The primary point of stacking star trail captures is to extend the possible exposure time. Longer exposure times produce more apparent motion of the stars. It's as simple as that.
As I mentioned earlier, you'll need to use a fairly wide-open aperture to capture as much starlight as possible. With this wide-open aperture in mind, if you made a single long exposure to capture star trails, you'd have a limited amount of exposure time before considerably overexposing the image.
To reinforce this point, consider the four minute, f/4, and ISO 400 exposure. Leaving f/4 alone, if you dropped the ISO as far as it could go, hypothetically to ISO 100, you could extend the exposure time to 16 minutes at most. This is only a small fraction of the hours needed to create dramatic star trails.

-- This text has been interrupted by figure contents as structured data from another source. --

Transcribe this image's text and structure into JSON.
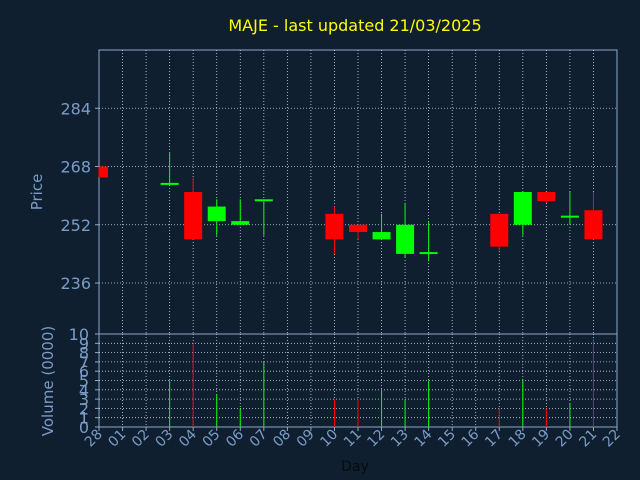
{
  "chart_data": [
    {
      "type": "candlestick",
      "title": "MAJE - last updated 21/03/2025",
      "xlabel": "Day",
      "ylabel": "Price",
      "x_ticks": [
        "28",
        "01",
        "02",
        "03",
        "04",
        "05",
        "06",
        "07",
        "08",
        "09",
        "10",
        "11",
        "12",
        "13",
        "14",
        "15",
        "16",
        "17",
        "18",
        "19",
        "20",
        "21",
        "22"
      ],
      "y_ticks": [
        236,
        252,
        268,
        284
      ],
      "ylim": [
        222,
        300
      ],
      "grid": true,
      "colors": {
        "up": "#00ff00",
        "down": "#ff0000",
        "title": "#ffff00",
        "axis": "#7a9cc6"
      },
      "candles": [
        {
          "day": "28",
          "open": 268,
          "high": 268,
          "low": 265,
          "close": 265
        },
        {
          "day": "03",
          "open": 263,
          "high": 272,
          "low": 263,
          "close": 263.5
        },
        {
          "day": "04",
          "open": 261,
          "high": 265,
          "low": 248,
          "close": 248
        },
        {
          "day": "05",
          "open": 253,
          "high": 259,
          "low": 249,
          "close": 257
        },
        {
          "day": "06",
          "open": 252,
          "high": 259,
          "low": 252,
          "close": 253
        },
        {
          "day": "07",
          "open": 258.5,
          "high": 259,
          "low": 249,
          "close": 259
        },
        {
          "day": "10",
          "open": 255,
          "high": 257,
          "low": 244,
          "close": 248
        },
        {
          "day": "11",
          "open": 252,
          "high": 252,
          "low": 248,
          "close": 250
        },
        {
          "day": "12",
          "open": 248,
          "high": 255,
          "low": 248,
          "close": 250
        },
        {
          "day": "13",
          "open": 244,
          "high": 258,
          "low": 243,
          "close": 252
        },
        {
          "day": "14",
          "open": 244,
          "high": 253,
          "low": 242,
          "close": 244.5
        },
        {
          "day": "17",
          "open": 255,
          "high": 255,
          "low": 245,
          "close": 246
        },
        {
          "day": "18",
          "open": 252,
          "high": 261,
          "low": 249,
          "close": 261
        },
        {
          "day": "19",
          "open": 261,
          "high": 261,
          "low": 258,
          "close": 258.5
        },
        {
          "day": "20",
          "open": 254,
          "high": 261,
          "low": 252,
          "close": 254.5
        },
        {
          "day": "21",
          "open": 256,
          "high": 261,
          "low": 248,
          "close": 248
        }
      ]
    },
    {
      "type": "bar",
      "xlabel": "Day",
      "ylabel": "Volume (0000)",
      "y_ticks": [
        0,
        1,
        2,
        3,
        4,
        5,
        6,
        7,
        8,
        9,
        10
      ],
      "ylim": [
        0,
        10
      ],
      "grid": true,
      "bars": [
        {
          "day": "03",
          "value": 5,
          "direction": "up"
        },
        {
          "day": "04",
          "value": 9,
          "direction": "down"
        },
        {
          "day": "05",
          "value": 3.5,
          "direction": "up"
        },
        {
          "day": "06",
          "value": 2,
          "direction": "up"
        },
        {
          "day": "07",
          "value": 7,
          "direction": "up"
        },
        {
          "day": "10",
          "value": 3,
          "direction": "down"
        },
        {
          "day": "11",
          "value": 3,
          "direction": "down"
        },
        {
          "day": "12",
          "value": 4,
          "direction": "up"
        },
        {
          "day": "13",
          "value": 3,
          "direction": "up"
        },
        {
          "day": "14",
          "value": 5,
          "direction": "up"
        },
        {
          "day": "17",
          "value": 2,
          "direction": "down"
        },
        {
          "day": "18",
          "value": 5,
          "direction": "up"
        },
        {
          "day": "19",
          "value": 2,
          "direction": "down"
        },
        {
          "day": "20",
          "value": 2.5,
          "direction": "up"
        },
        {
          "day": "21",
          "value": 9.5,
          "direction": "down"
        }
      ]
    }
  ]
}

As a digital darkroom technique, stacking is sometimes confused with high dynamic range (HDR) bracketing. Both techniques involve combining image sequences; however, their goals are quite different. HDR photography is all about extending dynamic range; whereas stacking images is actually about extending exposure time.
In other words, what you want from an exposure sequence created for stacking is a number of similarly exposed captures. These captures need to be spaced together with as little time gap between the exposures as possible (see Figure 3).
Figure 3 The two-minute exposures occur regularly in sequence, so this strip of five exposures, shown in Adobe Bridge, takes place over 10 minutes.